I would tend to argue that the areal density of atoms cannot be well-defined for a polycrystalline material. You have a kind of average over different crystal orientations (crystallites) and their micro-surfaces might not be aligned with what you define as the surface plane.

If your material is dense, then you might proceed by considering the volume density and multiply that by  a characteristic length which approximately represents an atomic layer thickness.

Otherwise you could give an interval defined by the areal density of more open single crystal surfaces (100) on the lower end and the high density (111) surface as the upper limit. These are easily computed from the cubic lattice constant (0.408 nm). Keep in mind that the crystal structure is an fcc lattice.

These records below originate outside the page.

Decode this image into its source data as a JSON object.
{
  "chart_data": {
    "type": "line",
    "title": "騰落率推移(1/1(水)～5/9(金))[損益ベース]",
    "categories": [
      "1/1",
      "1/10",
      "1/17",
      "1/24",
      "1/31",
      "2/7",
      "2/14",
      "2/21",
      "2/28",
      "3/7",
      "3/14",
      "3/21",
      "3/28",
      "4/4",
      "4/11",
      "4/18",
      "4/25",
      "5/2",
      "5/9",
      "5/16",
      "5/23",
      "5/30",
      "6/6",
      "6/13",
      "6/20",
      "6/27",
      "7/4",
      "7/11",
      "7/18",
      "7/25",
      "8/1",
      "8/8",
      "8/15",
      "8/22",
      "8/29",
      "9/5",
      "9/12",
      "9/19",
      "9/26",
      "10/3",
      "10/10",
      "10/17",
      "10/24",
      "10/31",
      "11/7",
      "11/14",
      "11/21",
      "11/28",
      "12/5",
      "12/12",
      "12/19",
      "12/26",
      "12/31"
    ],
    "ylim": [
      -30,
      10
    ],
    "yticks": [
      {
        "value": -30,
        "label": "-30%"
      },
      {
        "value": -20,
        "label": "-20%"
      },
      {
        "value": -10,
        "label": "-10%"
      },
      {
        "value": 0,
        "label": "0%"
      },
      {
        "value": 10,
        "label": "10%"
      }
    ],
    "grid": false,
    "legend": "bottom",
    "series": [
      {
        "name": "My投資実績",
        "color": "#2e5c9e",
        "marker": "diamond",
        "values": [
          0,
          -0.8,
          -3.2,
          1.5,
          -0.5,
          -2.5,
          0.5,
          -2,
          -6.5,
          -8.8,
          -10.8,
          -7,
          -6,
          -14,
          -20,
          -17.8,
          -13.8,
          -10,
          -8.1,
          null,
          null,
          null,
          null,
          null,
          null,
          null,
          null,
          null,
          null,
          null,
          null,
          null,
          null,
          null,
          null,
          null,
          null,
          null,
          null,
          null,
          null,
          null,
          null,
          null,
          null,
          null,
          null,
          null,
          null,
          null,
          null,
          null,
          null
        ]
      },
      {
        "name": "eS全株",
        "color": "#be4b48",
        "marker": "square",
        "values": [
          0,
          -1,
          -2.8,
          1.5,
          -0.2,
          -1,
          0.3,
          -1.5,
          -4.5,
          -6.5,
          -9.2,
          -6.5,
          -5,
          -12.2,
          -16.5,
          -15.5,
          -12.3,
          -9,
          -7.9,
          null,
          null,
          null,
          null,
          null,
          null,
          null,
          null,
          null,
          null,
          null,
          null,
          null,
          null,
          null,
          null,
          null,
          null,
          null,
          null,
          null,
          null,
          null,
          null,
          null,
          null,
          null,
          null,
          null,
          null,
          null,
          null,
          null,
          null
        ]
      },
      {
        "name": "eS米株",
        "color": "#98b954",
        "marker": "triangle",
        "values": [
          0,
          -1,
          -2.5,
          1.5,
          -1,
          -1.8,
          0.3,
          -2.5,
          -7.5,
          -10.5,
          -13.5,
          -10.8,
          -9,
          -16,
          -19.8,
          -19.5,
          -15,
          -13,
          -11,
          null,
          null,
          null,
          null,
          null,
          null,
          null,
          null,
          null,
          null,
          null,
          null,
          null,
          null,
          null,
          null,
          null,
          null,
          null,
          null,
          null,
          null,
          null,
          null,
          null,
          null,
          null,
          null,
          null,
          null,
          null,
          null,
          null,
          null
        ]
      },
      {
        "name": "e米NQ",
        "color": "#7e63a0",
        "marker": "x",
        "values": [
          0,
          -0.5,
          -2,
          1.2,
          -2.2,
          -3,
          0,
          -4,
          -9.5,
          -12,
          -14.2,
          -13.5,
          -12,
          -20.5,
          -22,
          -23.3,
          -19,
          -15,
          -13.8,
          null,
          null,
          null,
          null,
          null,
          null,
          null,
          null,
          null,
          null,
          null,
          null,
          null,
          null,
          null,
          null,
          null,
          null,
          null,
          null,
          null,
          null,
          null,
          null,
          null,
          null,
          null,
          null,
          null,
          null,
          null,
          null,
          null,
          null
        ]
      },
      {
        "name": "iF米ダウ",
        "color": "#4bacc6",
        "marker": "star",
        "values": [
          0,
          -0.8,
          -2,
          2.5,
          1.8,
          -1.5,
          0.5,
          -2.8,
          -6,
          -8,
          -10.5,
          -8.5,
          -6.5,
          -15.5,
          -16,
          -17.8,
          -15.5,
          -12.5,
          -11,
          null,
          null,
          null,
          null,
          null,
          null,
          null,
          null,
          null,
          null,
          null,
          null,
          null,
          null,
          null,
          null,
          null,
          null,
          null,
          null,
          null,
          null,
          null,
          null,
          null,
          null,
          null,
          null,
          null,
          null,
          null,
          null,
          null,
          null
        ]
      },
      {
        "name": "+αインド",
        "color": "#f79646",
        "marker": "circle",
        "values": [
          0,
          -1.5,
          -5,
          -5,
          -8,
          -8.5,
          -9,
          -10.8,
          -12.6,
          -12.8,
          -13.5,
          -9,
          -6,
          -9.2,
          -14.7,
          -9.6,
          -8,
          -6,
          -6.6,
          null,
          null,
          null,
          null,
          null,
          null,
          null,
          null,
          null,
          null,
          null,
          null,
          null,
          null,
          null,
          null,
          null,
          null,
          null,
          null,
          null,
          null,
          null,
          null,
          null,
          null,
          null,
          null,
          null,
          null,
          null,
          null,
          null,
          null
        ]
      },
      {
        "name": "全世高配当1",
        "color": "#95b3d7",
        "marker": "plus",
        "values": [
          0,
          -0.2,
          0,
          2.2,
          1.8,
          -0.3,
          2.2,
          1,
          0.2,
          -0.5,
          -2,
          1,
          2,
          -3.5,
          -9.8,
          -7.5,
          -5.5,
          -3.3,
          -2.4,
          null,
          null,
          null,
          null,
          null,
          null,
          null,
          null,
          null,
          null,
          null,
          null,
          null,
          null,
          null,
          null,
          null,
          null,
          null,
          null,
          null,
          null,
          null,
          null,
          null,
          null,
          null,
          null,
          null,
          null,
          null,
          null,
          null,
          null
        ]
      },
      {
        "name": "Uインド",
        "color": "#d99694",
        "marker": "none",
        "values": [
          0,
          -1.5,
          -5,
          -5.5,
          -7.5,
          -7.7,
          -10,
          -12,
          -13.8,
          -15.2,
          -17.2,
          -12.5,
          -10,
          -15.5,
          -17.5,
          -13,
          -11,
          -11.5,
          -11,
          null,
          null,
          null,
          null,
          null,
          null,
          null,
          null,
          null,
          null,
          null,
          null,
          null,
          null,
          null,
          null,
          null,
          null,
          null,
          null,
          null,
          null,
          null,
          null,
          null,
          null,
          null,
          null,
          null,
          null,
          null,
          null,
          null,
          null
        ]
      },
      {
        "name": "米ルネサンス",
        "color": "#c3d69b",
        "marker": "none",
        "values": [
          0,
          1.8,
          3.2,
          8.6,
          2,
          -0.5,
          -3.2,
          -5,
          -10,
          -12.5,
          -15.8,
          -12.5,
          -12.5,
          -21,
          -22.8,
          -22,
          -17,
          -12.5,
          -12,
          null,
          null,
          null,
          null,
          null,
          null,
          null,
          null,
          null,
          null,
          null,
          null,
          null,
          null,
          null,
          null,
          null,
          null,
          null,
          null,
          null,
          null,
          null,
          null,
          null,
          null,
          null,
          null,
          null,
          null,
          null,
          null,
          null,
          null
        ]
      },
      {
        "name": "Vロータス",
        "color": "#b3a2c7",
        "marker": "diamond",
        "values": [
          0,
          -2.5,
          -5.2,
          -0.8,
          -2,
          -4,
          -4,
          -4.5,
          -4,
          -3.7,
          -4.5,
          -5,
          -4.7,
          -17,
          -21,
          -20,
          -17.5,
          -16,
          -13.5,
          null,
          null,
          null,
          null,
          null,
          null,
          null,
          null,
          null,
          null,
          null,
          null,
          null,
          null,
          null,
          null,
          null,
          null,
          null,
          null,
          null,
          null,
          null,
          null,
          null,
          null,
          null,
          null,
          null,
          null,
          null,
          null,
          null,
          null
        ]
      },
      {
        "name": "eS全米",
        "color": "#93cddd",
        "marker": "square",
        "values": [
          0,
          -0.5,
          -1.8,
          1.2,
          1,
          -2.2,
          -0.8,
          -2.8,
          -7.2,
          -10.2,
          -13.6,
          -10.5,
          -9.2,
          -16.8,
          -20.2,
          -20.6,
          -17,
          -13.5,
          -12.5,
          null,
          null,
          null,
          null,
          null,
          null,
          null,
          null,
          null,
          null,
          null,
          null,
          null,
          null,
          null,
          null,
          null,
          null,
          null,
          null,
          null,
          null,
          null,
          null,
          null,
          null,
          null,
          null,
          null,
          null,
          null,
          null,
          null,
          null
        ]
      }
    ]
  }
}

Hi  samuel, In addition to Kai answer, in order to know the value of  atomic dense in the polycrystalline silver, I think you have to consider your sample homogeneity  first by running SEM. Then run TEM and AFM analysis, in order to quantify atomic dense in certain area (x nm to y nm), the depth (z nm) then compare to single silver atomic volume. I hope this will aid you. Also you can read this article (attached), thanks.   

The solution is rather simple, as far as you don't need the number at highest precision: The atomic mass of silver is 107.868 u . Remember that the value of u (or Dalton) is 1.660539 x 10^-24 g. Thus one atom of silver, irrespective of the crystaline state, has a mass of 1.79119  x 10^-22 g. Next we need he density of silver (and this is the only point where there is a - negligible, for most purposes - difference between polycrystalline and monocrystalline samples). The density is 10.49 g cm^-3. Dividing this density by the mass of a single atom gives 5.856 x 10^22 atoms in a centimeter cubed.

All values used here can be found in numerous books, and also in Wikipedia. So it is advisable to read first, and ask only when you do not find anything in the literature.

Good luck

Max

Perhaps I should have been more clear. I am looking for the approximate number of atoms per cm2 on the polycrystalline surface, not the number of atoms per unit volume. I have found values for the number of atoms per cm2 in the 111, 110 and 100 crystal faces, but would need to know the relative proportions of each crystal in the polycrystalline surface to take an average. I know this has been found for platinum, where polycrystalline Pt is said to have 1.3 x 10^15 atoms cm-2, so I was looking for an equivalent for silver. It would not need to be precise just an approximation is ok. 

Samuel, you would have to scrutinize how that number was evaluated and what it actually means. A polycrystalline film may still be textured (depending on substrate and preparation protocol) and the number vary accordingly.

Also, in addition to what you just wrote, how about rough and flat surfaces? What would you count as "the surface" or surface area?

(100): 1.2 x 1015/cm2

(111): 1.39 x 1015/cm2

They're within 10% of their average. Wouldn't that be good enough if you're just looking for an approximate number? (hope I did my math right...)

Sorry, I misunderstood your question.

Greetings, Max

calculating the cube root of Max' atoms per cm³ and sqaring the result should give us the wanted atoms per cm².

(5.856*10^22)^(2/3) = 1.508*10^15

This is also in the magnitude of Kai's atoms per cm².

These 10^15cm-² is also a number our nanomaterial science prof. wanted us to keep in mind as a role of thumb.